We found the Supreme Court's 4-4 ruling in Friedrichs v. California Teachers Association last spring disappointing. It allowed public employee union to continue to collect mandatory dues from people who have refused to join a union and in general don't support causes on which the dues are spent. The ruling likely would have gone the other way if Justice Antonin Scalia had not died.

Now there is another legal challenge to a another arrangement by which public unions enjoy the use of other people's money that isn't willingly given. It seems that in many states the taxpayer is on the hook for the salaries of union officials who take "release time" to engage in other activities while being paid their full salaries.

Writing in City Journal, Mark Pulliam explains how unsuspecting taxpayers end up paying public-employee union officials to do union business:

So-called “release time” or “association business leave,” a common provision in public-employee union contracts, allows government workers—who are also union officers—to receive their full salaries at taxpayer expense, even if they exclusively perform union business. Release time costs state, local, and federal taxpayers more than $100 million annually. Taxpayers nationwide have begun challenging this subsidy, contending that it constitutes an unconstitutional “gift” of public funds.
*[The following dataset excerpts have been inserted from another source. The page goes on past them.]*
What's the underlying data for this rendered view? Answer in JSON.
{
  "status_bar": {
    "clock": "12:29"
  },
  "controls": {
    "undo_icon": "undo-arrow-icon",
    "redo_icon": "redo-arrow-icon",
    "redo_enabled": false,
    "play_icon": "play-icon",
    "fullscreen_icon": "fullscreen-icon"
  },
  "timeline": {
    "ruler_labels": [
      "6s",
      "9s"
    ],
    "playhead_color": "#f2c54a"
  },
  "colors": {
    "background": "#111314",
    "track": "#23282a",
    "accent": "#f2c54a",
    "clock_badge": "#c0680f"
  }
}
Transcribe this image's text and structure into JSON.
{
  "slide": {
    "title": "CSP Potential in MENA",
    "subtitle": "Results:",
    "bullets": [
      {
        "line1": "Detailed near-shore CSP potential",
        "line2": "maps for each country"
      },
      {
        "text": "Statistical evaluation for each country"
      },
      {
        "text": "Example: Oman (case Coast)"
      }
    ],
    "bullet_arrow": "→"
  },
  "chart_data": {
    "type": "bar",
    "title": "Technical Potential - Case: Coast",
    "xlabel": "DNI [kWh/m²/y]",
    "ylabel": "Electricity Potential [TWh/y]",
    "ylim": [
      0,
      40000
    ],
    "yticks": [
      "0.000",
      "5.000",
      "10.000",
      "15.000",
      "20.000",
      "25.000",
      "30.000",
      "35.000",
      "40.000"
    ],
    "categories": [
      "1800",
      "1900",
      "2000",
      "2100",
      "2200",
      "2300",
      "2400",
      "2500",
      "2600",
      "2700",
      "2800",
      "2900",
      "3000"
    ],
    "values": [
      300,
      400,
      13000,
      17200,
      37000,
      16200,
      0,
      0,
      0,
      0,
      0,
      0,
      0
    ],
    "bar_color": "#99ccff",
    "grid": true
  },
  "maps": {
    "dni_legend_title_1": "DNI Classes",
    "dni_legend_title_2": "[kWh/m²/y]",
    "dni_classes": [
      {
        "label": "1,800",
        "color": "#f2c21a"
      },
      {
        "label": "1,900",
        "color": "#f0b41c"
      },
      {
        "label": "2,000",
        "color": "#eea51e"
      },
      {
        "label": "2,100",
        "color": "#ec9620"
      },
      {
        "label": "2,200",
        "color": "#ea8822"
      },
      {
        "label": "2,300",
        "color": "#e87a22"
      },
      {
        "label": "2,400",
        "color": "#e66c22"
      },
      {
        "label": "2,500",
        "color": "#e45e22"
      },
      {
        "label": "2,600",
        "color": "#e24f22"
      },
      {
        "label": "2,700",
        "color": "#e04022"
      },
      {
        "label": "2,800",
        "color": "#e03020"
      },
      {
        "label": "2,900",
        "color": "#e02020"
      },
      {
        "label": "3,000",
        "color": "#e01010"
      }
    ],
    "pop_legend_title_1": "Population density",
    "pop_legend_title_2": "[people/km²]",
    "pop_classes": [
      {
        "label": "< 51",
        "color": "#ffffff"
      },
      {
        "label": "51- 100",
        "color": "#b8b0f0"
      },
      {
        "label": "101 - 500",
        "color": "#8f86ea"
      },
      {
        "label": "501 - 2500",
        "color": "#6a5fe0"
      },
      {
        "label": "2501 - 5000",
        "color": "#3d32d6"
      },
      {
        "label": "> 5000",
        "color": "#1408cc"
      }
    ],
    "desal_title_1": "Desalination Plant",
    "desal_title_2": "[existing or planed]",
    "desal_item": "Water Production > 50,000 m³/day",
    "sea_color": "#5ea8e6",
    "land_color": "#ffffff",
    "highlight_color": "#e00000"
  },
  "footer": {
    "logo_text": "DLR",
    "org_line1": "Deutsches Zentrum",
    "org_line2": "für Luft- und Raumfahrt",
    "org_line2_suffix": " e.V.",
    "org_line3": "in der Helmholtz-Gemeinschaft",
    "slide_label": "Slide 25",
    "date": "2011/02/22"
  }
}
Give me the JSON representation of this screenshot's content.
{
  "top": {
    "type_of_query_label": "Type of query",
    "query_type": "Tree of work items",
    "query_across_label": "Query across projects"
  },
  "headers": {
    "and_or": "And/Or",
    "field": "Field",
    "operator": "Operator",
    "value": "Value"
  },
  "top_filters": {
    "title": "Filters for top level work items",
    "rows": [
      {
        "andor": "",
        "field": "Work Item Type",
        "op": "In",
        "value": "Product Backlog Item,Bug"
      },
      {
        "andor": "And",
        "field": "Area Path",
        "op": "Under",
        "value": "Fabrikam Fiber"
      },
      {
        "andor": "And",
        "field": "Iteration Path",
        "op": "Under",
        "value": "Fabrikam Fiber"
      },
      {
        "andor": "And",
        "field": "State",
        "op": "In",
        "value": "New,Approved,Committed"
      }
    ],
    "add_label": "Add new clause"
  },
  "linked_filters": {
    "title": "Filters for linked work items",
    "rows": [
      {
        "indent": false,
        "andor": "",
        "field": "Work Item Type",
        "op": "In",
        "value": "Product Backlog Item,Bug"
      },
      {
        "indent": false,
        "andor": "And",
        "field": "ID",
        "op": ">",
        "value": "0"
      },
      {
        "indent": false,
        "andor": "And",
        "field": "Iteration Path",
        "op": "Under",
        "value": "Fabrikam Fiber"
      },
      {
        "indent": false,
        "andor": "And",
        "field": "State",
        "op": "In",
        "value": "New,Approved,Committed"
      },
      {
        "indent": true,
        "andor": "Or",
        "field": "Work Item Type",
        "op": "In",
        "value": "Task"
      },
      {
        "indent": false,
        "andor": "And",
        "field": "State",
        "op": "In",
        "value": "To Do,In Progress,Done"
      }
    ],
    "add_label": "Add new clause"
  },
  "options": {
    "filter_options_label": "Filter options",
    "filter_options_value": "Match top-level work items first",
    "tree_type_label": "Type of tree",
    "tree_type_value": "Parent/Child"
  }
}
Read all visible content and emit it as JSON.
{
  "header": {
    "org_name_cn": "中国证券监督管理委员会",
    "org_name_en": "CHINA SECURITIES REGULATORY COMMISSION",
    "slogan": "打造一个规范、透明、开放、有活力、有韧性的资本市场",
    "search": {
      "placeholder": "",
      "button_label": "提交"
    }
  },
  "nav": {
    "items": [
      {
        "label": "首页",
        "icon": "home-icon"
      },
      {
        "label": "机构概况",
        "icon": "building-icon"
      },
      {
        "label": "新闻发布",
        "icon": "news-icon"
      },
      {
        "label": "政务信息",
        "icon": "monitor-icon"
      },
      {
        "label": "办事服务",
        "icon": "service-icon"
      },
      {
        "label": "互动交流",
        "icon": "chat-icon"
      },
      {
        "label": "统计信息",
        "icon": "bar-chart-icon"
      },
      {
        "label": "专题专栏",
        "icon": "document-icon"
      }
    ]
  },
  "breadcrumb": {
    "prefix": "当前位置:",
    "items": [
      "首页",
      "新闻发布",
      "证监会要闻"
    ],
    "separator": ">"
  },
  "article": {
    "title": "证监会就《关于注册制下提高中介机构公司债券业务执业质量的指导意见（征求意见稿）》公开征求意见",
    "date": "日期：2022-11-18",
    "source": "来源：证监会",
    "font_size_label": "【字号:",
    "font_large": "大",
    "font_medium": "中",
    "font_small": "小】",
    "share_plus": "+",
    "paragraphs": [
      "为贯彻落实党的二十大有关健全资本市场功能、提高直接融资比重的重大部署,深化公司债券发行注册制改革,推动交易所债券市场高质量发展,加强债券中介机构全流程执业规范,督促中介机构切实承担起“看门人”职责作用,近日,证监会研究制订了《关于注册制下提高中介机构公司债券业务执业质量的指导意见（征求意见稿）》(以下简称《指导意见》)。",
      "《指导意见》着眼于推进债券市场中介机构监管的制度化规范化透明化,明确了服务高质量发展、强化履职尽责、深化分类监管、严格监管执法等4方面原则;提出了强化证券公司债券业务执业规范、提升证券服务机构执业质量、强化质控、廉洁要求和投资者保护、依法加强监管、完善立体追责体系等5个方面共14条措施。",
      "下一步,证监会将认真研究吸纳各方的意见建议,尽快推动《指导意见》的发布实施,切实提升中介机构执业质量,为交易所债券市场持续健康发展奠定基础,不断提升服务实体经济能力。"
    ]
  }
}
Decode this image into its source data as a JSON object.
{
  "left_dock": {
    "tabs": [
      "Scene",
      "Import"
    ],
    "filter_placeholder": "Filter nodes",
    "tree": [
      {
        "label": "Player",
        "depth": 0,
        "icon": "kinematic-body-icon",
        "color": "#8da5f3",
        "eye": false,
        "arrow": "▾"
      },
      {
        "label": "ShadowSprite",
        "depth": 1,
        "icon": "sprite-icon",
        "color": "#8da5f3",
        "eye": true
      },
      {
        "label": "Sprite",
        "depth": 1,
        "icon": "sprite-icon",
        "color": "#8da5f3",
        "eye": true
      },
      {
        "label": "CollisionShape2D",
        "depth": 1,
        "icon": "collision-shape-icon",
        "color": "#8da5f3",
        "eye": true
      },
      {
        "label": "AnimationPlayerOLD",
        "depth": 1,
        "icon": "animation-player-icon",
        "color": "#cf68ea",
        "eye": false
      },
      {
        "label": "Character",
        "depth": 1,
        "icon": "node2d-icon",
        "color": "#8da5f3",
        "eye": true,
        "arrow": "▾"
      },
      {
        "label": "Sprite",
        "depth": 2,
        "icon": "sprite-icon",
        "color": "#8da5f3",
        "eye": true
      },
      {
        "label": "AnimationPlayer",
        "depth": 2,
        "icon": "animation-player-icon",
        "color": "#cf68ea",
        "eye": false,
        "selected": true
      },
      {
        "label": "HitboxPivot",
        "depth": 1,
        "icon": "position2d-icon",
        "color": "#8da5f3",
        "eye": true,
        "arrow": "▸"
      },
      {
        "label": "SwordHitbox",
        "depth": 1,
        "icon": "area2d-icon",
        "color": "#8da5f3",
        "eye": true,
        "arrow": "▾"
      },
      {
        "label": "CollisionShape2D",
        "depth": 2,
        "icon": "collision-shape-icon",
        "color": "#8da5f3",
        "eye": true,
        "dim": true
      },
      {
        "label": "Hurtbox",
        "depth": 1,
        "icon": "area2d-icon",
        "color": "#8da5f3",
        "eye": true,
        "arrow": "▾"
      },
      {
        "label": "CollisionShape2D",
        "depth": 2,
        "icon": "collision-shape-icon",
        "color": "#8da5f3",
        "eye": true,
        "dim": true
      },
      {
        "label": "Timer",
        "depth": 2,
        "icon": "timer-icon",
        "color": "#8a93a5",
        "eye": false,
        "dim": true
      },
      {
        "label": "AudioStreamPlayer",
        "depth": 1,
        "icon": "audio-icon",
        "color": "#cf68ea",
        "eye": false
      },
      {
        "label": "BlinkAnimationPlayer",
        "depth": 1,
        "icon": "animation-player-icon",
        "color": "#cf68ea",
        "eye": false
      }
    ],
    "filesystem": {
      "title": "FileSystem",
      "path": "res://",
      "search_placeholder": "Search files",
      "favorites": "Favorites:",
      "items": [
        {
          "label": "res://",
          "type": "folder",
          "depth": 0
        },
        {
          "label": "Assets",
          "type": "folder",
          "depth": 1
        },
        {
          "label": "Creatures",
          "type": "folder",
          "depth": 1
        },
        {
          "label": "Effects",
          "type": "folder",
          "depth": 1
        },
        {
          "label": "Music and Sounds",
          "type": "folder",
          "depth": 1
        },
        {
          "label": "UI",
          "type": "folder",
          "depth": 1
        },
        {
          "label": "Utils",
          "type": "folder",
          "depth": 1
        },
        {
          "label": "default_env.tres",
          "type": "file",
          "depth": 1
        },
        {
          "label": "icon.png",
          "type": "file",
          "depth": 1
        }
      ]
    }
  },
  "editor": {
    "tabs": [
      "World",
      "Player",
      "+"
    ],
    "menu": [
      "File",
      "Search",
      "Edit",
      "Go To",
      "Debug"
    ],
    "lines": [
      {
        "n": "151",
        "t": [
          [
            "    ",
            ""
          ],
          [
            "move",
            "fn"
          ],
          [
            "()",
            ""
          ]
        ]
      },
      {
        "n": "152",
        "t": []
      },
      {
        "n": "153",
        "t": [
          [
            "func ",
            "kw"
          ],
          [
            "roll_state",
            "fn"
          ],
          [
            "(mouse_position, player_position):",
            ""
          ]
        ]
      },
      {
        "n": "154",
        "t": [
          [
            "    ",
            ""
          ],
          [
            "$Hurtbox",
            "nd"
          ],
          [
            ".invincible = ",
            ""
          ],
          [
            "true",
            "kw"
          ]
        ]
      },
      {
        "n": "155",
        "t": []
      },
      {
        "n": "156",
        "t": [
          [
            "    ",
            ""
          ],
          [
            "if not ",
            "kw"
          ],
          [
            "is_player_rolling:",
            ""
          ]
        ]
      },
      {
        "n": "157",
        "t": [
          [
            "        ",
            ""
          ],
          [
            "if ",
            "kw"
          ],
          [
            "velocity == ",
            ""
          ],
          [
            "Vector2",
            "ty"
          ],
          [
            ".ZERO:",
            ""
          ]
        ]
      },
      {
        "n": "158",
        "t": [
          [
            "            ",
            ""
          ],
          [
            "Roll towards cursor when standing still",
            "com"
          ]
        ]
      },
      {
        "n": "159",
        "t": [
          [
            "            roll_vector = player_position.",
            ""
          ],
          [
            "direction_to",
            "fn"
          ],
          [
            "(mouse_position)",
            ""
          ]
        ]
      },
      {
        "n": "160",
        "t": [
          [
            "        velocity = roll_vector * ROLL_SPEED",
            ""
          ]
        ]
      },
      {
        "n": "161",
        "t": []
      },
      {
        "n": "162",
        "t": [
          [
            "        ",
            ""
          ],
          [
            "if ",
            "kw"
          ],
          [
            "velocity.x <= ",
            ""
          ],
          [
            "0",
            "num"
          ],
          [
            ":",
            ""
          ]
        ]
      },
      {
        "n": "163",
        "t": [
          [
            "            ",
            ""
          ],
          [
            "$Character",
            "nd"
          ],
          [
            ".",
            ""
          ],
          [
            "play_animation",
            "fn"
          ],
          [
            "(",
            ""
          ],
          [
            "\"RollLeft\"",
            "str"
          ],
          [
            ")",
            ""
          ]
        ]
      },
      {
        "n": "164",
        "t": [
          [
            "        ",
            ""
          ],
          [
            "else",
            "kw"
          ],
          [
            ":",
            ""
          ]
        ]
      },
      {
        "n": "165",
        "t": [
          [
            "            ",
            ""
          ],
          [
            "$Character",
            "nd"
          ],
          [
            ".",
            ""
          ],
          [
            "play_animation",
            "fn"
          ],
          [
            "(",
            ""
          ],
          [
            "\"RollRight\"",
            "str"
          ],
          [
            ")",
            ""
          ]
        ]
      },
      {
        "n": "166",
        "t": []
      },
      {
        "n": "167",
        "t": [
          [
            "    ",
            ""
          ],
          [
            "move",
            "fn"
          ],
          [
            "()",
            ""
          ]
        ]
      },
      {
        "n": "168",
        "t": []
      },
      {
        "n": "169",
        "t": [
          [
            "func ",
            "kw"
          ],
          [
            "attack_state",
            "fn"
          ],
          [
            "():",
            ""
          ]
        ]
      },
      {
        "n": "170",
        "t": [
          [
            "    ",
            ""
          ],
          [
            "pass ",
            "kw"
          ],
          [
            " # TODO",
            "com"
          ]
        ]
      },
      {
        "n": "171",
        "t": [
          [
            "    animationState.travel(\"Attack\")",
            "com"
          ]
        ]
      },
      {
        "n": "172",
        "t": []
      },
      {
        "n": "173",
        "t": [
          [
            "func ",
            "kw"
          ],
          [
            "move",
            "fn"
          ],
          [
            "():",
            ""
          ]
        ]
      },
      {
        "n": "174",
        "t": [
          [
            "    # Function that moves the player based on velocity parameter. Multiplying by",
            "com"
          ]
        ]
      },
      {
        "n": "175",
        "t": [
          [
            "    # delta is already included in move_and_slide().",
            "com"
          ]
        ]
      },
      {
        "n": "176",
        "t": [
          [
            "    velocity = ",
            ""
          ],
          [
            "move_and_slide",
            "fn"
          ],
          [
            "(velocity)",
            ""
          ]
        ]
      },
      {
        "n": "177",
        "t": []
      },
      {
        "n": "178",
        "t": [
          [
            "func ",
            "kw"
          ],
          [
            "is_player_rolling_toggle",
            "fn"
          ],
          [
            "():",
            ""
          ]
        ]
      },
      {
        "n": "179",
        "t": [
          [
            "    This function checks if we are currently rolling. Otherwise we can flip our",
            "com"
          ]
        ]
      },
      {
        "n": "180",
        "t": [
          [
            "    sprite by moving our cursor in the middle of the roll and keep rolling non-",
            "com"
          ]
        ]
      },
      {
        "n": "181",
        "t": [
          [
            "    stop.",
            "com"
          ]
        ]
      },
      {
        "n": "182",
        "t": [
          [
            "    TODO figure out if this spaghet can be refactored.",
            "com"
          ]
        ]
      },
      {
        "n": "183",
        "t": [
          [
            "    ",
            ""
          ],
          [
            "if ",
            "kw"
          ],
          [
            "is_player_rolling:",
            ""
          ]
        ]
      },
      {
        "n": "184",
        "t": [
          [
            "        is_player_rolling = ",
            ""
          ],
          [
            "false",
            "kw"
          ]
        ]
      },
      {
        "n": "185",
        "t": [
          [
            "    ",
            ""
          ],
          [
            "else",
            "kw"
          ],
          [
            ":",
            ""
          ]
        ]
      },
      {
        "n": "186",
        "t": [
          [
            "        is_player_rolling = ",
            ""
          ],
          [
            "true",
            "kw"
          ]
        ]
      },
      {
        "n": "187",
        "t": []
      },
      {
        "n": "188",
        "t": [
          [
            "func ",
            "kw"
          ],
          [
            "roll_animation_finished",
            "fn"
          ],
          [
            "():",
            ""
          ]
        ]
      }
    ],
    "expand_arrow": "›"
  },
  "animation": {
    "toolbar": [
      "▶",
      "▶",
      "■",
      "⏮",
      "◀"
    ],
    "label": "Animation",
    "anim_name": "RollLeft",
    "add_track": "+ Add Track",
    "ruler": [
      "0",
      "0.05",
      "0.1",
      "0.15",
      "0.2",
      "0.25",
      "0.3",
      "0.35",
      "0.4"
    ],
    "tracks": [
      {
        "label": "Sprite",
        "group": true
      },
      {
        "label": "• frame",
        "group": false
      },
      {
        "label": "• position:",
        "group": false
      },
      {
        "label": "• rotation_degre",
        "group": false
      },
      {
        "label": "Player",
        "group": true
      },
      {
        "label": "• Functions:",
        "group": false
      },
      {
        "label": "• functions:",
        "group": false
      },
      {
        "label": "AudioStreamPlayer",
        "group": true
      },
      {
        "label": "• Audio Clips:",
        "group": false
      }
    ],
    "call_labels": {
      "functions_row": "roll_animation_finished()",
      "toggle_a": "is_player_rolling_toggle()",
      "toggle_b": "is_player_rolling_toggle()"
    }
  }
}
Unlike Friedrichs, which alleged a violation of the Constitution, current litigation relies on state constitutions, the interpretation of which doesn’t rest on federal precedent, and thus is not dependent on the composition of the High Court. State courts are the final arbiters of their own constitutions, a fact that liberal activists have—ironically—exploited in the past to achieve policy goals not possible under the U.S. Constitution.

Most state constitutions—47 out of 50, according to one expert—bar “gifts” of taxpayer funds yielding no public benefit. Texas’s constitution prohibits the grant of public funds to private parties except for a legitimate public purpose, a “clear” public benefit, and with adequate contractual controls. Yet, despite a 1979 ruling by the state attorney general that “release time” constitutes an illegal gift of taxpayer funds, some local governments in Texas grant such subsidies in public-employee union contracts, at an annual cost to taxpayers approaching $1 million.

. . .

What exactly are union officers allowed to do on the taxpayers’ nickel while on “release time”? Under the current union contract, the officers of AFA Local 975 can participate in negotiations, adjust grievances, attend dispute-resolution proceedings, attend union conferences and meetings, and even engage in partisan political activities related to “wages, rates of pay, hours of employment, or conditions of work” affecting members of the union. In other words, city officials have empowered officers of AFA Local 975 to lobby against the interests of the taxpayers—while being paid by the taxpayers.

Pulliam is a plaintiff in a case aimed at ending the practice of taxpayer-funded "release time."

He argues that the taxpayer-funded "release time" is almost a direct subsidy to union activity.

Union membership, except in the public-sector unions, has declined drastically over the last decades.

The public-sector unions remain powerful and have so far had the clout to force mandated financial support from people who disagree with them on the issues.